Administration officials, meanwhile, also note that Pelosi is basing her campaign for minority leader on the premise that she will aggressively take on the Republicans and prevent them from dismantling the health care law and other key Obama priorities. It goes without saying that this is looked upon very favorably inside the White House, and they would rather have a fighter in the job than an untested new leader who may or may not go to the mat for Obama's priorities.
That is why Gibbs said the president "looks forward to working with them in the years to come." While that is obviously vague, it implies he expects Pelosi and other members of the current leadership to stick around. Saying the president "appreciates the work of the speaker" and the others for being "great partners" is the opposite of throwing Pelosi under the bus.

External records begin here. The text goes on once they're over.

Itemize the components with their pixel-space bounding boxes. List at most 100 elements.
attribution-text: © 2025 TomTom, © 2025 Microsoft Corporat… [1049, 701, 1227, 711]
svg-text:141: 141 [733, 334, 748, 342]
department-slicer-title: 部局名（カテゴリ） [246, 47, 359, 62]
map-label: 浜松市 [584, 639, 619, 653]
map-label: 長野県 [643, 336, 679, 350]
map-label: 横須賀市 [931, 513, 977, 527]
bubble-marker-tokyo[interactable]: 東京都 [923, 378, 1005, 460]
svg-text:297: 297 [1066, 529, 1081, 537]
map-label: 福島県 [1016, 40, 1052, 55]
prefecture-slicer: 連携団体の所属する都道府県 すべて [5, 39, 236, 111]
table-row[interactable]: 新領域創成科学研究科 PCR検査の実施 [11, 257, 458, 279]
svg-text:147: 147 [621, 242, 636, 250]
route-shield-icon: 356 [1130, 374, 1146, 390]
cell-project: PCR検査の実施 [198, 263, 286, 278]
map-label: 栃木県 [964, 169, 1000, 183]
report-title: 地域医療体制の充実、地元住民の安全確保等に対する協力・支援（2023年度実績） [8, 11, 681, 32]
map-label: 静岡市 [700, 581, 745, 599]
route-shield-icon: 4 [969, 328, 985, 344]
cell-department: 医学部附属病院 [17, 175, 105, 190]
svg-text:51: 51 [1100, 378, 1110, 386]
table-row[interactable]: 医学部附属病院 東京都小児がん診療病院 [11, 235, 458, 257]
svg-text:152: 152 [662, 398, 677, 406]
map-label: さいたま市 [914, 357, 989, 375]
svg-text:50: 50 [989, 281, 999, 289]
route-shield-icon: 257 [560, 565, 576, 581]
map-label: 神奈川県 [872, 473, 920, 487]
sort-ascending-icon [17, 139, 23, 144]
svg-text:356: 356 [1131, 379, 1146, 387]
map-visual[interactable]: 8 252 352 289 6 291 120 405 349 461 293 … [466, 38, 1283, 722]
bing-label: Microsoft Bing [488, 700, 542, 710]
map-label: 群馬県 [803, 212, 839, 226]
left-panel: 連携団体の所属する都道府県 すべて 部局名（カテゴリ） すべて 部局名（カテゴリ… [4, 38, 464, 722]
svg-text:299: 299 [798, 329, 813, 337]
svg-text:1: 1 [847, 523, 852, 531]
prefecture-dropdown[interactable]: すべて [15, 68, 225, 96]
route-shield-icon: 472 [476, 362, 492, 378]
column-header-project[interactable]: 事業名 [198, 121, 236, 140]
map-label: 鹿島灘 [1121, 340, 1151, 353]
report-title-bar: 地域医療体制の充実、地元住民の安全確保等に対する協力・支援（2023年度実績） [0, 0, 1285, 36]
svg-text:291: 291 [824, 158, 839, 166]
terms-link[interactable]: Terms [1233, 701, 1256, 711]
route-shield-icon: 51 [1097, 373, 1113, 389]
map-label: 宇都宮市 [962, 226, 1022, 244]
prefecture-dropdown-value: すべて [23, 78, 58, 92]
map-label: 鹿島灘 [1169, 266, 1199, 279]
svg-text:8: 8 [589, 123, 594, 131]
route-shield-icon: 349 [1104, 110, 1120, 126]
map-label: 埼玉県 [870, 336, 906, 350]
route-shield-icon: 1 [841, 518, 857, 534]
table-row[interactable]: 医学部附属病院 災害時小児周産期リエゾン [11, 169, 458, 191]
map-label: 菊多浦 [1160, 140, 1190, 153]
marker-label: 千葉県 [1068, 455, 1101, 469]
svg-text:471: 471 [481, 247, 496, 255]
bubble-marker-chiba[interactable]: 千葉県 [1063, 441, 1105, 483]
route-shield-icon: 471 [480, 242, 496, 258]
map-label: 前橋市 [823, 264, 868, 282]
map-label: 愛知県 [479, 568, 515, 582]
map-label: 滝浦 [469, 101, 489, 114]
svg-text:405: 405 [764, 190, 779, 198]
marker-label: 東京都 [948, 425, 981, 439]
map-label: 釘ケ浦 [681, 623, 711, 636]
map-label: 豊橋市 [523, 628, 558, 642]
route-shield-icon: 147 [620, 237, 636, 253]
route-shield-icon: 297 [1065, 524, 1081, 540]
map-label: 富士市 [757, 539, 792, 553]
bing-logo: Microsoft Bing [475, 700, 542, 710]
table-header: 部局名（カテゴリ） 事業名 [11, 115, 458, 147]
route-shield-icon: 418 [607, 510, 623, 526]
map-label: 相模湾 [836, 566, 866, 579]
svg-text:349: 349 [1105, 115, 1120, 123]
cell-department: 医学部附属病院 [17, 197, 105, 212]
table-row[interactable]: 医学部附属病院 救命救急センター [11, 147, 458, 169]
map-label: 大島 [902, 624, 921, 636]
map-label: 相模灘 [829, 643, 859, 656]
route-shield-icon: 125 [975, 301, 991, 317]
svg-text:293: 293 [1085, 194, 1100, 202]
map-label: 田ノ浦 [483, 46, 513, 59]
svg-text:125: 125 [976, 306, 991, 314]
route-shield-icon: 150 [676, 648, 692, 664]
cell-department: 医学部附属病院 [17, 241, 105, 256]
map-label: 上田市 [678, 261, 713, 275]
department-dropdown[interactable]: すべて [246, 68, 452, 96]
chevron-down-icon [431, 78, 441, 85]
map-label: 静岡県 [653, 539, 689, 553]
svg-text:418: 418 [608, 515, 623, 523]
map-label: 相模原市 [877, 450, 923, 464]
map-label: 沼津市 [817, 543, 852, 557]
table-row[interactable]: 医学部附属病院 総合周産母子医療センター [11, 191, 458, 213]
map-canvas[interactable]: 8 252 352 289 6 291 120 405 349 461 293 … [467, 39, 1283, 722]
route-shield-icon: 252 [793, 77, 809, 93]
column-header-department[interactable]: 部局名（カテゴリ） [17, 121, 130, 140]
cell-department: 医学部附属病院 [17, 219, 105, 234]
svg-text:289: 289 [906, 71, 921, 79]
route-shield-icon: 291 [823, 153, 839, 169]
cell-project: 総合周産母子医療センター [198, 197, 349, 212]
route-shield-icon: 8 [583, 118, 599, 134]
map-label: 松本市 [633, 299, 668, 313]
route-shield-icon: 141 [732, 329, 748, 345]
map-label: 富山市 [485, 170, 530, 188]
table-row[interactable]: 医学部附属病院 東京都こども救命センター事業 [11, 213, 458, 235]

The back story is that there are people inside the White House who realize that on paper it makes sense for House Democrats to put forward a new face of some kind to show they're turning the page on the disastrous midterm election. Pelosi has become a lightning rod, and many Democrats went down on Tuesday night because of ads linking them to the deeply unpopular speaker.
But the political reality, which senior Democrats close to the White House admit privately, is the House Democratic Caucus doesn't exactly have that many "new faces" ready to step up and grab the bull by the horns. If Pelosi had not run for minority leader, next in line was probably Rep. Steny Hoyer, D-Maryland, a veteran lawmaker who has been in the leadership for several years.
The other political reality is that while conservative Democrats like Rep. Heath Shuler of North Carolina would love to see one of their own rise up to run the caucus, the fact is that many of the so-called Blue Dog Democrats were wiped out earlier this week, so a candidate for leadership from that segment of the party is going to have a hard time lining up the number of votes needed to beat Pelosi.
The last thing Obama would do right now, top Democrats say privately, is back someone who is unlikely to win and cause a massive intraparty fight -- only to wind up working with Pelosi again anyway.
While all that makes sense for the White House politically, there is still risk in not pushing Pelosi out and allowing it to appear that the party has not really changed, especially coming a few days after the president had a news conference where he suggested he would not be changing course in any major way. The result of all this is that conservative Democrats are not going to be happy and a couple of them might even switch parties.
Meanwhile, Republicans are elated about Pelosi potentially staying in power. The Republican National Committee, which had a "FIRE PELOSI!" sign over its headquarters in Washington for months, has had a makeover.
The new sign says simply, "HIRE PELOSI!"